図書室に入ると、意外な光景が目に入った。琴音が一人で本を読んでいたのだ。
「こんにちは、琴音さん」
私は静かに声をかけた。
琴音は驚いたように顔を上げた。
「あ……副会長」
「杏奈でいいわ」
私は微笑んだ。
「何を読んでるの?」
琴音は躊躇いがちに本の表紙を見せた。『孤独の哲学』という題名だった。
「面白そうね」
私は本棚から適当な本を取り出し、琴音の隣に座った。
「私も一緒に読んでもいい?」
琴音は少し戸惑ったような顔をしたが、小さく頷いた。
しばらくの間、私たちは沈黙のまま本を読んでいた。その静かな時間が、不思議と心地よかった。
「ねえ、琴音さん」
私は静かに話し始めた。
「週末に町へ出かける計画があるの。よかったら一緒に来ない?」
琴音は顔を上げ、私をじっと見た。
「なぜ……私を誘うの?」
その問いに、私は少し考え込んだ。
「みんなに、琴音さんのことをもっと知ってほしいから」
そして小さな声で付け加えた。
「私も、琴音さんのことをもっと知りたいの」
琴音の表情が少し和らいだ。
「……考えておく」
その言葉に、私は小さな希望を感じた。
図書室を出る前、琴音が突然声をかけてきた。
「杏奈さん」
琴音は少し躊躇いながら言った。
「あなた……いつも佐藤会長の影に隠れてない?」
その言葉に、私は凍りついた。
琴音の鋭い観察眼に、自分の本心を見透かされたような気がした。
転校したての子にもそんなことがわかるなんて、私は……。
「そんなことない……わ」
私は弱々しく否定したが、自分でも説得力がないことは分かっていた。
琴音はもう何も言わず、そのまま図書室を出ていった。
美咲に先んじて琴音を説得しようとした試みはうまくいったかもしれない。けれども……。
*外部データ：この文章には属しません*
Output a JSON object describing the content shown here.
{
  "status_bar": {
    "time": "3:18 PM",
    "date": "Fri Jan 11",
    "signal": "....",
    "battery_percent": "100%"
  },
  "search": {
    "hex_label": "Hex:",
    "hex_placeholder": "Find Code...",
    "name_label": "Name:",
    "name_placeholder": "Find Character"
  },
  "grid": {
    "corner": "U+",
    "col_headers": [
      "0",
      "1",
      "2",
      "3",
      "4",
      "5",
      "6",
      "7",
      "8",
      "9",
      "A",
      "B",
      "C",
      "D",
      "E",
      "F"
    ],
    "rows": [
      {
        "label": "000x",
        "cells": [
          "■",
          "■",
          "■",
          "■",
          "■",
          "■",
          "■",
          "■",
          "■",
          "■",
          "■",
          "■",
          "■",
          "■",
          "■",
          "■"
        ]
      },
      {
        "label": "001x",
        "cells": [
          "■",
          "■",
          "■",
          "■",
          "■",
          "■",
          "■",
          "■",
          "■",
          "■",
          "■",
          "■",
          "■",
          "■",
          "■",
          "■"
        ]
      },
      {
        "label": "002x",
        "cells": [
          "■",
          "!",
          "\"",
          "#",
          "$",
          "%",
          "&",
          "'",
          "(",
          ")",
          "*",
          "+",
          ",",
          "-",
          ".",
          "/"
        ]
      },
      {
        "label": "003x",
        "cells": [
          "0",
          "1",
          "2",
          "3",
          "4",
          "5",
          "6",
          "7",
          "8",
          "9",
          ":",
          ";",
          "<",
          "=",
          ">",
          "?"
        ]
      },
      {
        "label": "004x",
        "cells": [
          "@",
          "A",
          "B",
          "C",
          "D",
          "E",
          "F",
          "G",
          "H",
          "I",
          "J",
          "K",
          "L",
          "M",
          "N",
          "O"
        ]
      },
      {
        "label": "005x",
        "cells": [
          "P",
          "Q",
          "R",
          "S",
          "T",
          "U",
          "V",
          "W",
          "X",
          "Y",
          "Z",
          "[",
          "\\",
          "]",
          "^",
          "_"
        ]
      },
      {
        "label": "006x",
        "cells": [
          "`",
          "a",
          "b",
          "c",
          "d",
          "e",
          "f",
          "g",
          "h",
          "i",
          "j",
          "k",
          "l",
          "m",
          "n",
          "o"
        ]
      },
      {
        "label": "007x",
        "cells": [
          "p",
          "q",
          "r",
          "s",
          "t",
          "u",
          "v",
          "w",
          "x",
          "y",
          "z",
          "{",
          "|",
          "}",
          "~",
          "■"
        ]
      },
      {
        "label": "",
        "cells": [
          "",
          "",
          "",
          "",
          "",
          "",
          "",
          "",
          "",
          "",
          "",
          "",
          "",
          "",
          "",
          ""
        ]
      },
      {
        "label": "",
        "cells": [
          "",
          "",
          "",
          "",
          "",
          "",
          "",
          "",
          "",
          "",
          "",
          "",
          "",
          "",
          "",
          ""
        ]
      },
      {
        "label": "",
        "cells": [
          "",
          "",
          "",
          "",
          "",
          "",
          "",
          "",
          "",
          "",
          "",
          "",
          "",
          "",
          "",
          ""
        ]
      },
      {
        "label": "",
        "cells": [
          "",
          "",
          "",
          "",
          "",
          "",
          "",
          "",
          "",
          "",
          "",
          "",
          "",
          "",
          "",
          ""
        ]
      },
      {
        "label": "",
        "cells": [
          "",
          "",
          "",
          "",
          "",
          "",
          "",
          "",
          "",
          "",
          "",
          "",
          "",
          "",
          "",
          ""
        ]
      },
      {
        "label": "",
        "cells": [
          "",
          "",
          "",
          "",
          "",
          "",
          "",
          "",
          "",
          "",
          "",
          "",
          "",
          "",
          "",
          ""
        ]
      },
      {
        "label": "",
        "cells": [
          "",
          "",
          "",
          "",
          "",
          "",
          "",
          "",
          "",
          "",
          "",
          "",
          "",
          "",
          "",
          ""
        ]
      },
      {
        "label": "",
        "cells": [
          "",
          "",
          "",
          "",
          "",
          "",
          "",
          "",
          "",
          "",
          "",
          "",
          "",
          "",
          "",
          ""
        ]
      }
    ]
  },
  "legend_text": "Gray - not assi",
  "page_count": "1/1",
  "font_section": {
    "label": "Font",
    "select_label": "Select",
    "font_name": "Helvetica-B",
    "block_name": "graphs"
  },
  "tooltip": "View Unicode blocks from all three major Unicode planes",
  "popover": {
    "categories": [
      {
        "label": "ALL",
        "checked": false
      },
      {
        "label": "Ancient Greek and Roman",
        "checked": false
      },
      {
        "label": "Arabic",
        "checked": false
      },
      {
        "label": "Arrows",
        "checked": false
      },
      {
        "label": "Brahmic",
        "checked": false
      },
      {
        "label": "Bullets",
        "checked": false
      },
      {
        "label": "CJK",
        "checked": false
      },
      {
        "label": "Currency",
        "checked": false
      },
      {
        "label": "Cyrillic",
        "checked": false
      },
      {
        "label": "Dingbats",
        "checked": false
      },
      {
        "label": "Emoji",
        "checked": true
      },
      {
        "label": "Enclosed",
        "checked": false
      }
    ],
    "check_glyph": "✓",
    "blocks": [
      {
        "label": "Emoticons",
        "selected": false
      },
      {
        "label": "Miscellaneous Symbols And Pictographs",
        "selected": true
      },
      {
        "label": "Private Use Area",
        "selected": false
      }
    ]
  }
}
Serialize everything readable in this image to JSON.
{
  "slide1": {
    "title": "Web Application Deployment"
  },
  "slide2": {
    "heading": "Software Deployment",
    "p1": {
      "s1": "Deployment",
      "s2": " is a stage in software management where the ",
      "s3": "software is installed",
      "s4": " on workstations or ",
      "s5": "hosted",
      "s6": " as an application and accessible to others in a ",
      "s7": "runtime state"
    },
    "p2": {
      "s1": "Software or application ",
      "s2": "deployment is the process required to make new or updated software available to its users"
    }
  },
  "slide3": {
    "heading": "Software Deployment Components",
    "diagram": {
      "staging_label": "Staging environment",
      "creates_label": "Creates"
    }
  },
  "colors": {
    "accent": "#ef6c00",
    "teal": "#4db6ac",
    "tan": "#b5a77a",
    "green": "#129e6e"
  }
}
一人残された私は、窓の外を見つめた。校庭の薔薇園が、風に揺れている。その姿が、今の私の心のように儚く感じられた。
美咲の影から出て、本当の自分を見せること。それは、琴音が周りに心を開くのと同じくらい難しいのかもしれない。
でも、少しずつでも変わっていきたい。そう思いながら、私は次の授業に向かった。